Lopinavir exposure is similar in HIV-infected patients with or without HCV co-infection and without liver function impairment. However, ritonavir exposure may be higher in this setting, particularly in individuals with advanced liver fibrosis.

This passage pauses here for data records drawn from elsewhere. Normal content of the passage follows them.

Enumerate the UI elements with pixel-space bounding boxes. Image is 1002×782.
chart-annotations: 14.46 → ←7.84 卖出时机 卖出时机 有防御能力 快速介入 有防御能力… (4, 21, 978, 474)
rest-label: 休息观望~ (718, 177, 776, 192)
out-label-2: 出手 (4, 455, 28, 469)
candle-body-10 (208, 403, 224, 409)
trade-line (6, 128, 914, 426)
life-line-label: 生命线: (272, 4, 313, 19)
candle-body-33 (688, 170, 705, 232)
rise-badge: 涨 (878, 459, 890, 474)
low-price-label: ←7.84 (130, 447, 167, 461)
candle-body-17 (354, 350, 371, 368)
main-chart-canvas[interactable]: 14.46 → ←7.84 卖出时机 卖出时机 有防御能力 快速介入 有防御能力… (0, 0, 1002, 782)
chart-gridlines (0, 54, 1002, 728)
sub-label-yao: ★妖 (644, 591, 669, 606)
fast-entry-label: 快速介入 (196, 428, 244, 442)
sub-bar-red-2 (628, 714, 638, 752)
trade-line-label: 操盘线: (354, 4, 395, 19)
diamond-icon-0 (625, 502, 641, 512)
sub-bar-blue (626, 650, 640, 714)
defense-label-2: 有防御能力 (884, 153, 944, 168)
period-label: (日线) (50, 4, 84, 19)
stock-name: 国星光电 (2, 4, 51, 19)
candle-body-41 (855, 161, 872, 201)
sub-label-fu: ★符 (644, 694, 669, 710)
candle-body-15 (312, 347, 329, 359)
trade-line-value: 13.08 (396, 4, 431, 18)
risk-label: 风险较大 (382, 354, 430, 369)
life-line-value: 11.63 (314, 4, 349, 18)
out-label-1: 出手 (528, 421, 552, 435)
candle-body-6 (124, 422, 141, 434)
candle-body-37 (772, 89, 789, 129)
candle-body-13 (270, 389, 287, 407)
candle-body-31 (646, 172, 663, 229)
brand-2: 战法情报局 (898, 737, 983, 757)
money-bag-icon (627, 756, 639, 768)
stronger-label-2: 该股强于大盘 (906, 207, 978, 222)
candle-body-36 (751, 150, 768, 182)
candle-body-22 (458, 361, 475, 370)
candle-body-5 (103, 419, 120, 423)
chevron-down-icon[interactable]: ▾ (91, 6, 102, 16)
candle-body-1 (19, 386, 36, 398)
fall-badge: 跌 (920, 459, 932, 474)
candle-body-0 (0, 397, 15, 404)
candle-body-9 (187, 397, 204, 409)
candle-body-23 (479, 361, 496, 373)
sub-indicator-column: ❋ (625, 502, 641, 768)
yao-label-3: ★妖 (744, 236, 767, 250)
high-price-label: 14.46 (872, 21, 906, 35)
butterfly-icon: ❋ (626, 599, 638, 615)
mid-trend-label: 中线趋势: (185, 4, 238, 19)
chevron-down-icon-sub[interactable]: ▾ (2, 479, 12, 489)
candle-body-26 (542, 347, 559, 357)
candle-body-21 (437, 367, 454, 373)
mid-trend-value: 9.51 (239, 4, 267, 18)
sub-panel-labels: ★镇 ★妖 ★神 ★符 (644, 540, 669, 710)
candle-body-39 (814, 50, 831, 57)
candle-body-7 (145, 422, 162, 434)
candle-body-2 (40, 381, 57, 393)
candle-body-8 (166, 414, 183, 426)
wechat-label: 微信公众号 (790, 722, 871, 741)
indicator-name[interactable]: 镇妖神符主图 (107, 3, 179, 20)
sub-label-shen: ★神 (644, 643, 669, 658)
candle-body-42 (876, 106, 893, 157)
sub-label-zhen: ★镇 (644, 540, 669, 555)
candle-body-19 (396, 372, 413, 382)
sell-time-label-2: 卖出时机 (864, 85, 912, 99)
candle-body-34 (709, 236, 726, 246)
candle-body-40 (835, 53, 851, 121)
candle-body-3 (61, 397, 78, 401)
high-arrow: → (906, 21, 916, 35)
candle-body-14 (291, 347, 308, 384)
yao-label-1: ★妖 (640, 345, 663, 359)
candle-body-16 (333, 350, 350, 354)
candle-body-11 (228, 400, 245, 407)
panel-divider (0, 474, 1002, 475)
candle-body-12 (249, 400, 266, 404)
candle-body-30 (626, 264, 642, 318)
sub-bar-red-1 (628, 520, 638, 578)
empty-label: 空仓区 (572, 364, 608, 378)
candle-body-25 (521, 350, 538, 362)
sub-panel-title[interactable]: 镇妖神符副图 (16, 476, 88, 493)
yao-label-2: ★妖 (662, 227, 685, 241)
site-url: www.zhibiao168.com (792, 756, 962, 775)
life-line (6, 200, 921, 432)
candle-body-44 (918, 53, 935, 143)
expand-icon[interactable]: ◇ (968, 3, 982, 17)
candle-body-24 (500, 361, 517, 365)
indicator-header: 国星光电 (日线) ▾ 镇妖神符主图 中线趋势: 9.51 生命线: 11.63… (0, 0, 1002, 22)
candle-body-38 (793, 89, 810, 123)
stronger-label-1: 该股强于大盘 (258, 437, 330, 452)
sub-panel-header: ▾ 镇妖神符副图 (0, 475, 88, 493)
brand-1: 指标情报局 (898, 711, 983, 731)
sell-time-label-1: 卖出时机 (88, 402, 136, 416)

评估丙型肝炎病毒(HCV)合并感染及肝纤维化程度对未出现肝功能损害的HIV感染患者洛匹那韦/利托那韦药代动力学的影响。
一项横断面比较研究,纳入接受洛匹那韦/利托那韦(400毫克/100毫克,每日两次)治疗的HIV感染成人。根据FIB-4指数,将HIV/HCV合并感染患者分为有进展性纤维化(HCV+/FIB+,n = 7)和无进展性纤维化(HCV+/FIB-,n = 8)两组。为每位患者获取完整的浓度-时间曲线,并在洛匹那韦/利托那韦给药前(0小时)以及给药后1、2、4、6、8、10和12小时采集血样。采用高效液相色谱法测定血浆中洛匹那韦和利托那韦的浓度。使用非房室模型方法为每位个体计算最大和最小血浆浓度(Cmax和Cmin)、0至12小时血浆浓度-时间曲线下面积(AUC12)、稳态时表观口服清除率(CLss/F)以及口服给药后的表观分布容积(Vd/F)。
共纳入26例HCV阴性和22例HCV阳性患者。HCV阴性和HCV阳性患者之间洛匹那韦和利托那韦的药代动力学具有可比性。然而,HCV+/FIB+患者中洛匹那韦的Vd/F比HCV阴性患者高125%(p = 0.015),比HCV+/FIB-患者高107%(p = 0.040)。HCV+/FIB+患者中利托那韦的CLss/F比HCV阴性患者低40%(p = 0.005),比HCV+/FIB-患者低44%(p = 0.040)。因此,对于利托那韦,HCV+/FIB+患者的AUC12、Cmax和Cmin分别比HCV阴性患者的这些参数高63%、86%和100%(分别为p = 0.005、p = 0.012和p = 0.015),比HCV+/FIB-患者的水平分别高80%、86%和100%(分别为p = 0.040、p = 0.040和p = 0.029)。
在未出现肝功能损害的情况下,合并或未合并HCV感染的HIV感染患者中洛匹那韦的暴露情况相似。然而,在此情况下利托那韦的暴露可能更高,尤其是在有进展性肝纤维化的个体中。